Identifiers are the names of databases, tables, or columns that you specify in a SQL statement. The rules for identifiers govern what names you can give to things you create, the notation for referring to names containing unusual characters, and other aspects such as case sensitivity.
The minimum length of an identifier is 1 character.
The maximum length of an identifier is currently 128 characters except for column names which can contain 767 characters, enforced by the metastore database.
An identifier must start with an alphanumeric or underscore character except for column names which can start with any unicode characters. Quoting the identifier with backticks has no effect on the allowed characters in the name.
An identifier can contain only ASCII characters except for column names which can contain unicode characters.
To use an identifier name that matches one of the Impala reserved keywords (listed in
Impala Reserved Words), surround the identifier with ``
characters (backticks).
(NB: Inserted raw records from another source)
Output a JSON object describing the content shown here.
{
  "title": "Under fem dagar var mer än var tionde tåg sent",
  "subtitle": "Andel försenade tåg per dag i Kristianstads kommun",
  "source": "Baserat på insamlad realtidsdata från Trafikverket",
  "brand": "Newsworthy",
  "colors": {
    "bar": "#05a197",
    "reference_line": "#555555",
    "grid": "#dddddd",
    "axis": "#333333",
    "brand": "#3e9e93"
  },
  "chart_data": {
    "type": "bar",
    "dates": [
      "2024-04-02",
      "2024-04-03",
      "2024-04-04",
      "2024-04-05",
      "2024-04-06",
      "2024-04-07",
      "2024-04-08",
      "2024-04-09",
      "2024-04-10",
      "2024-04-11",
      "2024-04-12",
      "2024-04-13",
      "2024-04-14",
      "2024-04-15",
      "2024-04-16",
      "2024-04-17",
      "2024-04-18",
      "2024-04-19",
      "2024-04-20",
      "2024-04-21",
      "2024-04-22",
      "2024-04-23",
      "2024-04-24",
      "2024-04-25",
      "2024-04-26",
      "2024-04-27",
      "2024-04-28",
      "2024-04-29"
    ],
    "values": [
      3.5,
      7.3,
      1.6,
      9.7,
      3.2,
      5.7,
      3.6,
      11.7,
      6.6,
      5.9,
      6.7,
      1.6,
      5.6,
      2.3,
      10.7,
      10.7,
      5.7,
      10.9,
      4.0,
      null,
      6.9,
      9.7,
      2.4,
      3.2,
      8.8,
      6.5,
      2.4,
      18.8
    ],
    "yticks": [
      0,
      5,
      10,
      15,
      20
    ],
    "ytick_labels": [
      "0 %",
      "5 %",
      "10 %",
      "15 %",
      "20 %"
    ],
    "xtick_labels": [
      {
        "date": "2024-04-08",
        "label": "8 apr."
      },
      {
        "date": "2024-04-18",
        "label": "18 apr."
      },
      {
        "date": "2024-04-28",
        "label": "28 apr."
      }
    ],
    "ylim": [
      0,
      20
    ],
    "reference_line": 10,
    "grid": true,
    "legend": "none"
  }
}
Quote the reserved word even if it is part of a fully qualified name.
The following example shows how a reserved word can be used as a column name if it is quoted
with backticks in the CREATE TABLE
statement, and how the column name
must also be quoted with backticks in a query:
[localhost:21000] > create table reserved (`data` string);
[localhost:21000] > select data from reserved;
ERROR: AnalysisException: Syntax error in line 1:
select data from reserved
^
Encountered: DATA
Expected: ALL, CASE, CAST, DISTINCT, EXISTS, FALSE, IF, INTERVAL, NOT, NULL, STRAIGHT_JOIN, TRUE, IDENTIFIER
CAUSED BY: Exception: Syntax error
[localhost:21000] > select reserved.data from reserved;
ERROR: AnalysisException: Syntax error in line 1:
select reserved.data from reserved
^
Encountered: DATA
Expected: IDENTIFIER
CAUSED BY: Exception: Syntax error
[localhost:21000] > select reserved.`data` from reserved;
[localhost:21000] >
Impala identifiers are always case-insensitive. That is, tables named t1
and
T1
always refer to the same table, regardless of quote characters. Internally, Impala
always folds all specified table and column names to lowercase. This is why the column headers in query
output are always displayed in lowercase.
See Overview of Impala Aliases for how to define shorter or easier-to-remember aliases if the original names are long or cryptic identifiers. Aliases follow the same rules as identifiers when it comes to case insensitivity. Aliases can be longer than identifiers (up to the maximum length of a Java string) and can include additional characters such as spaces and dashes when they are quoted using backtick characters.
Another way to define different names for the same tables or columns is to create views. See Overview of Impala Views for details.